Published on April 19th, 2017 | by Joshua S Hill0
11 Organizations Urge UK Government Not To “Scale Down” Environmental Policies
April 19th, 2017 by Joshua S Hill
Environmental organizations such as Greenpeace, WWF, and Friends of the Earth have signed a joint letter to the UK Prime Minister warning the UK government against watering down its climate change and environmental policy commitments, following the release of photographed documents suggesting the Government would “scale down” environmental measures in an effort to smooth post-Brexit trade deals.
Earlier this week, a total of eleven organizations and several well-known environmental advocates signed a joint letter to UK Prime Minister Theresa May, on the back of leaked photographed documents which appeared to show that the Government might seek to “scale down” climate change and illegal wildlife trade policies. Rather, the joint letter warns the Government that it must not water down its climate change and environmental commitments during Brexit negotiations, citing repeated promises from the Government to “leave the environment in a better state for future generations.”
In a story that reads one part spy-thriller, one part Yakety Sax clip, photographs of a speech were taken by a passenger on a train earlier this month which appeared to show a speech that Tim Hitchens, the director general of economic and consular affairs at the Foreign and Commonwealth Office, would give later this month.
“You have a crucial role to play in posts in implementing our new approach to prosperity against the huge changes stemming from last year’s Brexit vote,” the notes seen by The Sunday Times read. “Trade and growth are now priorities for all posts — you will all need to prioritise developing capability in this area. Some economic security-related work like climate change and illegal wildlife trade will be scaled down.”
The WWF outlined several major issues affecting the UK that would be seriously harmed by any “scaling down” of policy.
“The State of Nature Report, produced in 2016 by a number of the NGO signatories to today’s letter, found that more than half of the UK’s wildlife is in decline including much loved species such as the hedgehog and water vole. There are an estimated 40,000 UK deaths per year attributable to exposure to outdoor air pollution, and flooding events during the winter of 2013/14 caused £1.3 billion of economic damage.”
“The UK Government has demonstrated significant leadership in ratifying the Paris Climate Change Agreement and committing to host another high-level international summit on ending the illegal wildlife trade in London next year, so now is not the time to row back on its commitments,” said Tanya Steele, CEO of WWF. “Our environment must not be sacrificed during the Brexit negotiations.
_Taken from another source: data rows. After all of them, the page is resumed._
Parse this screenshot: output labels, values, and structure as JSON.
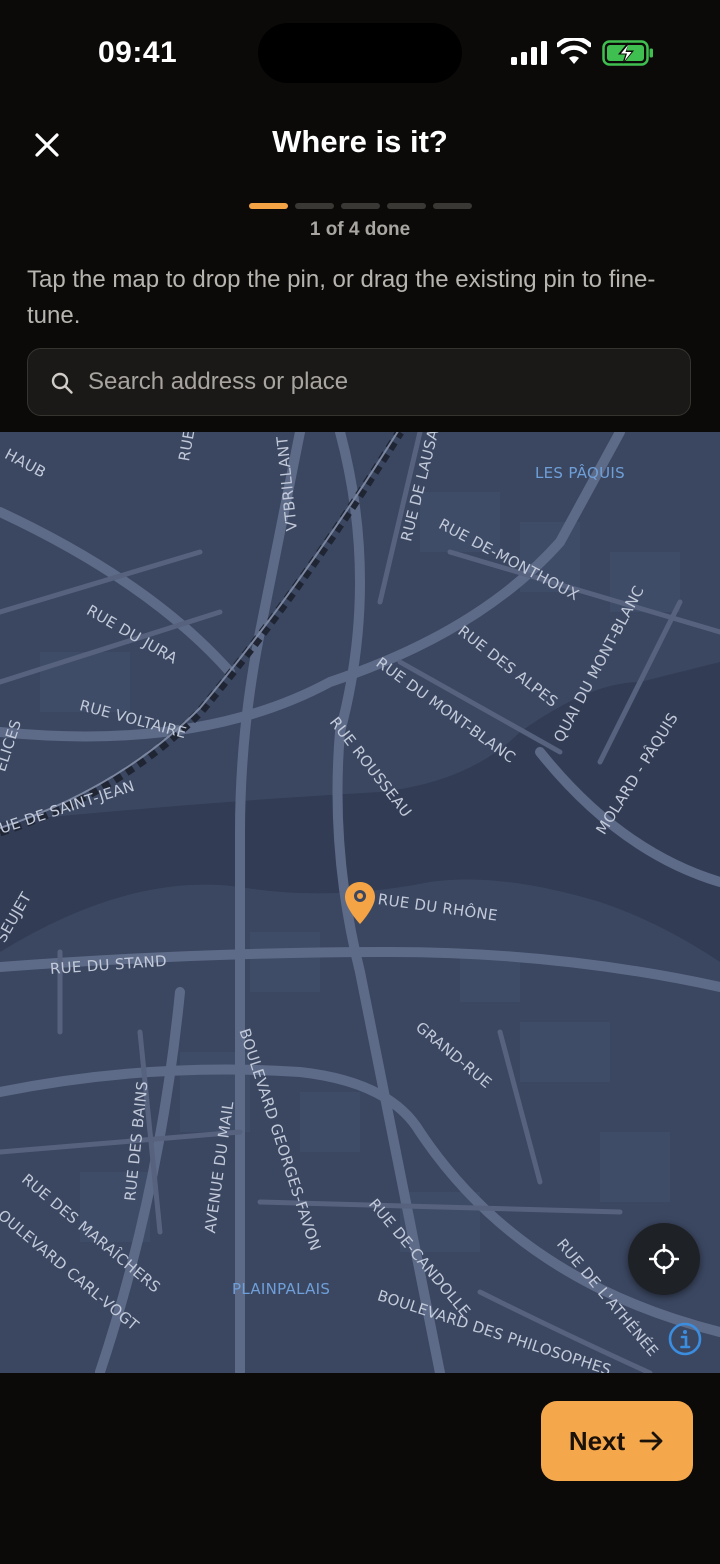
{
  "status_bar": {
    "time": "09:41",
    "icons": [
      "cellular-signal-icon",
      "wifi-icon",
      "battery-charging-icon"
    ]
  },
  "header": {
    "title": "Where is it?",
    "close_icon": "close-icon"
  },
  "progress": {
    "current_step": 1,
    "total_steps": 5,
    "label": "1 of 4 done"
  },
  "instruction": "Tap the map to drop the pin, or drag the existing pin to fine-tune.",
  "search": {
    "placeholder": "Search address or place",
    "value": "",
    "icon": "search-icon"
  },
  "map": {
    "labels": {
      "haub": "HAUB",
      "rue_de_lausanne": "RUE DE LAUSA",
      "rue_lu": "RUE",
      "avantbrillant": "VTBRILLANT",
      "les_paquis": "LES PÂQUIS",
      "rue_de_montheux": "RUE DE-MONTHOUX",
      "rue_du_jura": "RUE DU JURA",
      "rue_des_alpes": "RUE DES ALPES",
      "quai_du_mont_blanc": "QUAI DU MONT-BLANC",
      "rue_voltaire": "RUE VOLTAIRE",
      "rue_du_mont_blanc": "RUE DU MONT-BLANC",
      "delices": "ÉLICES",
      "rue_rousseau": "RUE ROUSSEAU",
      "molard_paquis": "MOLARD - PÂQUIS",
      "rue_de_saint_jean": "UE DE SAINT-JEAN",
      "seujet": "SEUJET",
      "rue_du_rhone": "RUE DU RHÔNE",
      "rue_du_stand": "RUE DU STAND",
      "grand_rue": "GRAND-RUE",
      "boulevard_georges_favon": "BOULEVARD GEORGES-FAVON",
      "rue_des_bains": "RUE DES BAINS",
      "avenue_du_mail": "AVENUE DU MAIL",
      "rue_des_maraichers": "RUE DES MARAÎCHERS",
      "boulevard_carl_vogt": "OULEVARD CARL-VOGT",
      "rue_de_candolle": "RUE DE-CANDOLLE",
      "rue_de_l_athenee": "RUE DE L'ATHÉNÉE",
      "plainpalais": "PLAINPALAIS",
      "boulevard_des_philosophes": "BOULEVARD DES PHILOSOPHES"
    },
    "pin_icon": "map-pin-icon",
    "locate_icon": "crosshair-icon",
    "info_icon": "info-icon",
    "colors": {
      "background": "#3b4761",
      "road": "#5e6b88",
      "water": "#323c54",
      "pin": "#f4a444"
    }
  },
  "footer": {
    "next_label": "Next",
    "next_icon": "arrow-right-icon"
  },
  "colors": {
    "accent": "#f5a84b",
    "background": "#0b0a09"
  }
}
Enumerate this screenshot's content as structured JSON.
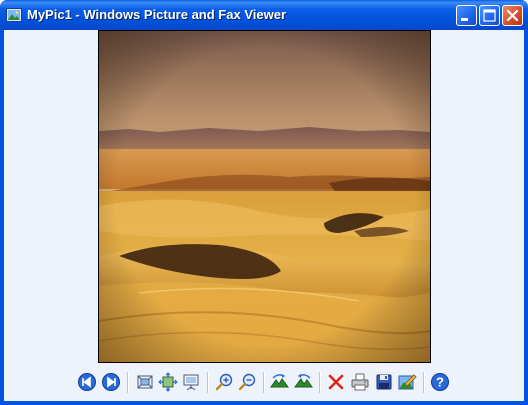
{
  "window": {
    "title": "MyPic1 - Windows Picture and Fax Viewer",
    "icon": "picture-viewer-icon",
    "controls": [
      "minimize-icon",
      "maximize-icon",
      "close-icon"
    ]
  },
  "image": {
    "name": "MyPic1",
    "subject": "desert sand dunes at sunset"
  },
  "toolbar": {
    "buttons": [
      "previous-image-icon",
      "next-image-icon",
      "best-fit-icon",
      "actual-size-icon",
      "slide-show-icon",
      "zoom-in-icon",
      "zoom-out-icon",
      "rotate-clockwise-icon",
      "rotate-counterclockwise-icon",
      "delete-icon",
      "print-icon",
      "save-icon",
      "edit-icon",
      "help-icon"
    ]
  },
  "colors": {
    "title_bar": "#0054e3",
    "frame_border": "#0054e3",
    "client_background": "#eef3fb",
    "close_button": "#d8522e"
  }
}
The UK Government must deliver on its promises and leave the environment in a better state for future generations rather than trading away protections for our nature and climate.”
“China’s increasingly strong commitment to limit and then reduce its emissions and Germany’s ability to combine stunning export success with rapid growth of renewables demonstrate the absurdity of the claim that building a low-carbon economy threatens competitiveness,” added Lord Adair Turner, former Chairman of the CBI and WWF Ambassador.
“In fact the UK has managed to cut its emissions by a third since 1990 and grown its economy by over two thirds in the same period.
“UK businesses could save £23billion a year by turning to more resource efficient measures, and renewables technology could create half a million jobs by 2030. Following the Paris Agreement, and with the impact of climate change on homes and businesses becoming impossible to ignore, the UK Government must embrace a low carbon future both in domestic policy and through international trade deals.”
The advocate signatories of the joint letter are: Bishop Richard Chartres, Sir Ian Cheshire, John Elkington, Anna Friel, Stanley Johnson, Graeme Le Saux, Alistair McGowan, Deborah Meaden, Andy Murray, Stephen Poliakoff CBE, Simon Reeve, Lord Stuart Rose, Sir Crispin Tickell GCMG KCVO, Andrew Triggs Hodge OBE, Lord Adair Turner, and Will Young. They were joined by elevel environmental organistions: Tanya Steele, Chief Executive, WWF; Will Travers OBE, President, Born Free Foundation; Chris Bain, Director, CAFOD; Paul Valentin, International Director, Christian Aid; Oliver Smith, Chief Executive, David Shepherd Wildlife Foundation; Craig Bennett, Chief Executive, Friends of the Earth; John Sauven, Executive Director, Greenpeace; Tamsin Cooper, Acting Director, Green Alliance; Penny Lawrence, Deputy Chief Executive, Oxfam GB; Dr Mike Clarke, Chief Executive, RSPB; and Stephanie Hilborne OBE, Chief Executive, The Wildlife Trusts.